Alvin Dark--three-sport superstar at LSU in the early 1940s who received a scholarship to play basketball and baseball, and then ended up trying out and making the football team as well. He lettered in all three sports, and on the football field he led the 1942 team in both rushing and passing yards and was also a heck of a punter. In the Tigers’ 21-7 homecoming victory over Ole Miss in 1942, Dark ran for touchdowns of 70 and 46 yards. However, according to his Louisiana Hall of Fame bio, his most vivid memories of that game were his four punts--a 75-yarder and three coffin corner kicks that pinned the Rebels inside their two-yard line.
Before one punt, Dark asked the referee where the ball would be placed if he hit the flag, and the official replied, “Right on the one-foot line.” Dark proceeded to hit the flag and later recounted that it was one of those things that couldn’t be repeated in two lifetimes of punting.

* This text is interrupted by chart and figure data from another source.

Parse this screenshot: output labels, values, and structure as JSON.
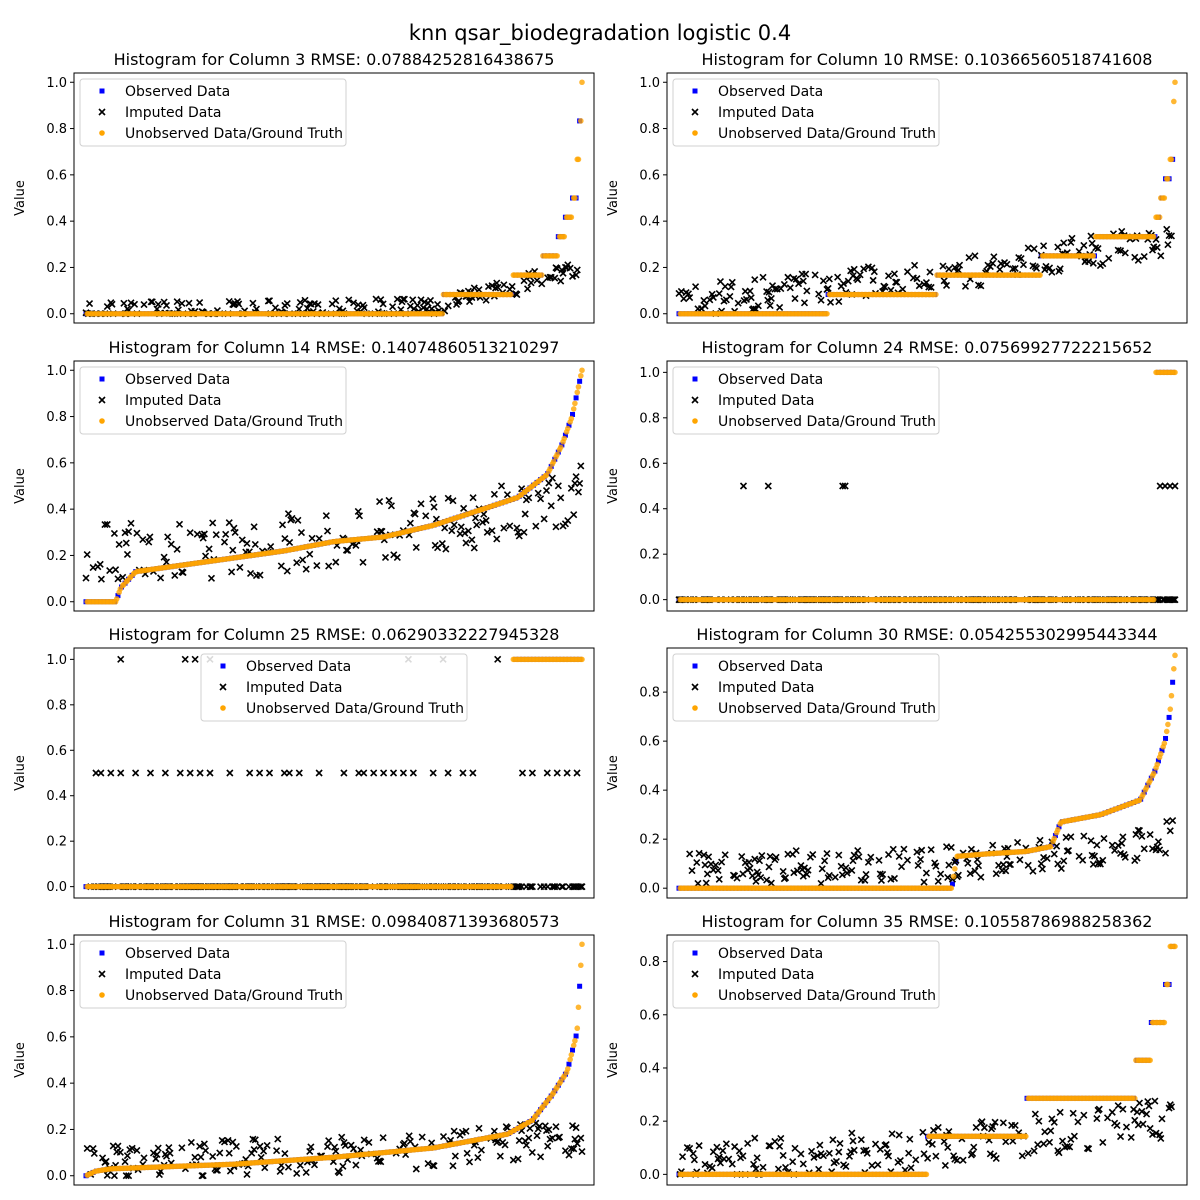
{
  "figure_title": "knn qsar_biodegradation logistic 0.4",
  "legend_labels": [
    "Observed Data",
    "Imputed Data",
    "Unobserved Data/Ground Truth"
  ],
  "colors": {
    "observed": "#0000ff",
    "imputed": "#000000",
    "ground_truth": "#ffa500"
  },
  "chart_data": [
    {
      "type": "scatter",
      "title": "Histogram for Column 3 RMSE: 0.07884252816438675",
      "ylabel": "Value",
      "ylim": [
        -0.04,
        1.04
      ],
      "yticks": [
        0.0,
        0.2,
        0.4,
        0.6,
        0.8,
        1.0
      ],
      "ytick_labels": [
        "0.0",
        "0.2",
        "0.4",
        "0.6",
        "0.8",
        "1.0"
      ],
      "legend_position": "upper-left",
      "n_points": 420,
      "ground_truth_steps": [
        [
          0.0,
          0.0
        ],
        [
          0.72,
          0.083
        ],
        [
          0.86,
          0.167
        ],
        [
          0.92,
          0.25
        ],
        [
          0.95,
          0.333
        ],
        [
          0.965,
          0.417
        ],
        [
          0.98,
          0.5
        ],
        [
          0.99,
          0.667
        ],
        [
          0.995,
          0.833
        ],
        [
          1.0,
          1.0
        ]
      ],
      "imputed_profile": [
        [
          0.0,
          0.0
        ],
        [
          0.7,
          0.02
        ],
        [
          0.75,
          0.06
        ],
        [
          0.85,
          0.1
        ],
        [
          0.92,
          0.15
        ],
        [
          1.0,
          0.2
        ]
      ],
      "imputed_spread": 0.04,
      "imputed_max": 0.5
    },
    {
      "type": "scatter",
      "title": "Histogram for Column 10 RMSE: 0.10366560518741608",
      "ylabel": "Value",
      "ylim": [
        -0.04,
        1.04
      ],
      "yticks": [
        0.0,
        0.2,
        0.4,
        0.6,
        0.8,
        1.0
      ],
      "ytick_labels": [
        "0.0",
        "0.2",
        "0.4",
        "0.6",
        "0.8",
        "1.0"
      ],
      "legend_position": "upper-left",
      "n_points": 420,
      "ground_truth_steps": [
        [
          0.0,
          0.0
        ],
        [
          0.3,
          0.083
        ],
        [
          0.52,
          0.167
        ],
        [
          0.73,
          0.25
        ],
        [
          0.84,
          0.333
        ],
        [
          0.96,
          0.417
        ],
        [
          0.97,
          0.5
        ],
        [
          0.98,
          0.583
        ],
        [
          0.99,
          0.667
        ],
        [
          0.997,
          0.917
        ],
        [
          1.0,
          1.0
        ]
      ],
      "imputed_profile": [
        [
          0.0,
          0.04
        ],
        [
          0.3,
          0.1
        ],
        [
          0.6,
          0.17
        ],
        [
          0.8,
          0.25
        ],
        [
          1.0,
          0.3
        ]
      ],
      "imputed_spread": 0.07,
      "imputed_max": 0.46
    },
    {
      "type": "scatter",
      "title": "Histogram for Column 14 RMSE: 0.14074860513210297",
      "ylabel": "Value",
      "ylim": [
        -0.04,
        1.04
      ],
      "yticks": [
        0.0,
        0.2,
        0.4,
        0.6,
        0.8,
        1.0
      ],
      "ytick_labels": [
        "0.0",
        "0.2",
        "0.4",
        "0.6",
        "0.8",
        "1.0"
      ],
      "legend_position": "upper-left",
      "n_points": 420,
      "ground_truth_curve": [
        [
          0.0,
          0.0
        ],
        [
          0.06,
          0.0
        ],
        [
          0.07,
          0.06
        ],
        [
          0.1,
          0.13
        ],
        [
          0.3,
          0.19
        ],
        [
          0.4,
          0.22
        ],
        [
          0.5,
          0.26
        ],
        [
          0.6,
          0.28
        ],
        [
          0.7,
          0.33
        ],
        [
          0.8,
          0.4
        ],
        [
          0.87,
          0.45
        ],
        [
          0.93,
          0.55
        ],
        [
          0.96,
          0.68
        ],
        [
          0.98,
          0.8
        ],
        [
          1.0,
          1.0
        ]
      ],
      "imputed_profile": [
        [
          0.0,
          0.2
        ],
        [
          0.3,
          0.2
        ],
        [
          0.6,
          0.28
        ],
        [
          0.8,
          0.33
        ],
        [
          1.0,
          0.45
        ]
      ],
      "imputed_spread": 0.13,
      "imputed_max": 0.96
    },
    {
      "type": "scatter",
      "title": "Histogram for Column 24 RMSE: 0.07569927722215652",
      "ylabel": "Value",
      "ylim": [
        -0.05,
        1.05
      ],
      "yticks": [
        0.0,
        0.2,
        0.4,
        0.6,
        0.8,
        1.0
      ],
      "ytick_labels": [
        "0.0",
        "0.2",
        "0.4",
        "0.6",
        "0.8",
        "1.0"
      ],
      "legend_position": "upper-left",
      "n_points": 420,
      "ground_truth_steps": [
        [
          0.0,
          0.0
        ],
        [
          0.96,
          1.0
        ],
        [
          1.0,
          1.0
        ]
      ],
      "imputed_profile": [
        [
          0.0,
          0.0
        ],
        [
          1.0,
          0.0
        ]
      ],
      "imputed_spread": 0.0,
      "imputed_max": 1.0,
      "imputed_extra": [
        [
          0.13,
          0.5
        ],
        [
          0.18,
          0.5
        ],
        [
          0.33,
          0.5
        ],
        [
          0.335,
          0.5
        ],
        [
          0.97,
          0.5
        ],
        [
          0.98,
          0.5
        ],
        [
          0.99,
          0.5
        ],
        [
          1.0,
          0.5
        ],
        [
          0.955,
          0.0
        ],
        [
          0.965,
          0.0
        ]
      ]
    },
    {
      "type": "scatter",
      "title": "Histogram for Column 25 RMSE: 0.06290332227945328",
      "ylabel": "Value",
      "ylim": [
        -0.05,
        1.05
      ],
      "yticks": [
        0.0,
        0.2,
        0.4,
        0.6,
        0.8,
        1.0
      ],
      "ytick_labels": [
        "0.0",
        "0.2",
        "0.4",
        "0.6",
        "0.8",
        "1.0"
      ],
      "legend_position": "upper-center",
      "n_points": 420,
      "ground_truth_steps": [
        [
          0.0,
          0.0
        ],
        [
          0.86,
          1.0
        ],
        [
          1.0,
          1.0
        ]
      ],
      "imputed_profile": [
        [
          0.0,
          0.0
        ],
        [
          1.0,
          0.0
        ]
      ],
      "imputed_spread": 0.0,
      "imputed_max": 1.0,
      "imputed_extra": [
        [
          0.02,
          0.5
        ],
        [
          0.03,
          0.5
        ],
        [
          0.05,
          0.5
        ],
        [
          0.07,
          0.5
        ],
        [
          0.1,
          0.5
        ],
        [
          0.13,
          0.5
        ],
        [
          0.16,
          0.5
        ],
        [
          0.19,
          0.5
        ],
        [
          0.21,
          0.5
        ],
        [
          0.23,
          0.5
        ],
        [
          0.25,
          0.5
        ],
        [
          0.29,
          0.5
        ],
        [
          0.33,
          0.5
        ],
        [
          0.35,
          0.5
        ],
        [
          0.37,
          0.5
        ],
        [
          0.4,
          0.5
        ],
        [
          0.41,
          0.5
        ],
        [
          0.43,
          0.5
        ],
        [
          0.47,
          0.5
        ],
        [
          0.52,
          0.5
        ],
        [
          0.55,
          0.5
        ],
        [
          0.56,
          0.5
        ],
        [
          0.58,
          0.5
        ],
        [
          0.6,
          0.5
        ],
        [
          0.62,
          0.5
        ],
        [
          0.64,
          0.5
        ],
        [
          0.66,
          0.5
        ],
        [
          0.7,
          0.5
        ],
        [
          0.73,
          0.5
        ],
        [
          0.76,
          0.5
        ],
        [
          0.78,
          0.5
        ],
        [
          0.88,
          0.5
        ],
        [
          0.9,
          0.5
        ],
        [
          0.93,
          0.5
        ],
        [
          0.95,
          0.5
        ],
        [
          0.97,
          0.5
        ],
        [
          0.99,
          0.5
        ],
        [
          0.07,
          1.0
        ],
        [
          0.2,
          1.0
        ],
        [
          0.22,
          1.0
        ],
        [
          0.25,
          1.0
        ],
        [
          0.65,
          1.0
        ],
        [
          0.72,
          1.0
        ],
        [
          0.83,
          1.0
        ],
        [
          0.87,
          0.0
        ],
        [
          0.9,
          0.0
        ],
        [
          0.95,
          0.0
        ]
      ]
    },
    {
      "type": "scatter",
      "title": "Histogram for Column 30 RMSE: 0.054255302995443344",
      "ylabel": "Value",
      "ylim": [
        -0.04,
        0.98
      ],
      "yticks": [
        0.0,
        0.2,
        0.4,
        0.6,
        0.8
      ],
      "ytick_labels": [
        "0.0",
        "0.2",
        "0.4",
        "0.6",
        "0.8"
      ],
      "legend_position": "upper-left",
      "n_points": 420,
      "ground_truth_curve": [
        [
          0.0,
          0.0
        ],
        [
          0.55,
          0.0
        ],
        [
          0.56,
          0.13
        ],
        [
          0.62,
          0.14
        ],
        [
          0.7,
          0.15
        ],
        [
          0.75,
          0.17
        ],
        [
          0.77,
          0.27
        ],
        [
          0.85,
          0.3
        ],
        [
          0.93,
          0.36
        ],
        [
          0.96,
          0.48
        ],
        [
          0.98,
          0.6
        ],
        [
          0.99,
          0.72
        ],
        [
          1.0,
          0.95
        ]
      ],
      "imputed_profile": [
        [
          0.0,
          0.06
        ],
        [
          0.5,
          0.08
        ],
        [
          0.75,
          0.12
        ],
        [
          0.9,
          0.16
        ],
        [
          1.0,
          0.2
        ]
      ],
      "imputed_spread": 0.07,
      "imputed_max": 0.45
    },
    {
      "type": "scatter",
      "title": "Histogram for Column 31 RMSE: 0.09840871393680573",
      "ylabel": "Value",
      "ylim": [
        -0.04,
        1.04
      ],
      "yticks": [
        0.0,
        0.2,
        0.4,
        0.6,
        0.8,
        1.0
      ],
      "ytick_labels": [
        "0.0",
        "0.2",
        "0.4",
        "0.6",
        "0.8",
        "1.0"
      ],
      "legend_position": "upper-left",
      "n_points": 420,
      "ground_truth_curve": [
        [
          0.0,
          0.0
        ],
        [
          0.02,
          0.02
        ],
        [
          0.05,
          0.03
        ],
        [
          0.3,
          0.05
        ],
        [
          0.5,
          0.08
        ],
        [
          0.7,
          0.12
        ],
        [
          0.85,
          0.18
        ],
        [
          0.9,
          0.24
        ],
        [
          0.94,
          0.35
        ],
        [
          0.97,
          0.45
        ],
        [
          0.99,
          0.62
        ],
        [
          1.0,
          1.0
        ]
      ],
      "imputed_profile": [
        [
          0.0,
          0.03
        ],
        [
          0.3,
          0.06
        ],
        [
          0.6,
          0.08
        ],
        [
          0.85,
          0.12
        ],
        [
          1.0,
          0.15
        ]
      ],
      "imputed_spread": 0.08,
      "imputed_max": 0.6
    },
    {
      "type": "scatter",
      "title": "Histogram for Column 35 RMSE: 0.10558786988258362",
      "ylabel": "Value",
      "ylim": [
        -0.04,
        0.9
      ],
      "yticks": [
        0.0,
        0.2,
        0.4,
        0.6,
        0.8
      ],
      "ytick_labels": [
        "0.0",
        "0.2",
        "0.4",
        "0.6",
        "0.8"
      ],
      "legend_position": "upper-left",
      "n_points": 420,
      "ground_truth_steps": [
        [
          0.0,
          0.0
        ],
        [
          0.5,
          0.143
        ],
        [
          0.7,
          0.286
        ],
        [
          0.92,
          0.429
        ],
        [
          0.95,
          0.571
        ],
        [
          0.98,
          0.714
        ],
        [
          0.99,
          0.857
        ],
        [
          1.0,
          0.857
        ]
      ],
      "imputed_profile": [
        [
          0.0,
          0.03
        ],
        [
          0.5,
          0.08
        ],
        [
          0.8,
          0.15
        ],
        [
          1.0,
          0.2
        ]
      ],
      "imputed_spread": 0.08,
      "imputed_max": 0.86
    }
  ]
}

In 1943, Dark helped lead the LSU baseball team to an SEC title, but then, because of World War II, joined the Marine Corps’ V-12 program and was assigned to a unit at the Southwestern Louisiana Institute in Lafayette, where he continued to excel in baseball and also quarterbacked the football team to an undefeated season and a New Year’s Day Oil Bowl victory. After serving in Asia during the war, he returned home and chose to pursue a long and successful professional career in baseball, first as a player and then as a manager.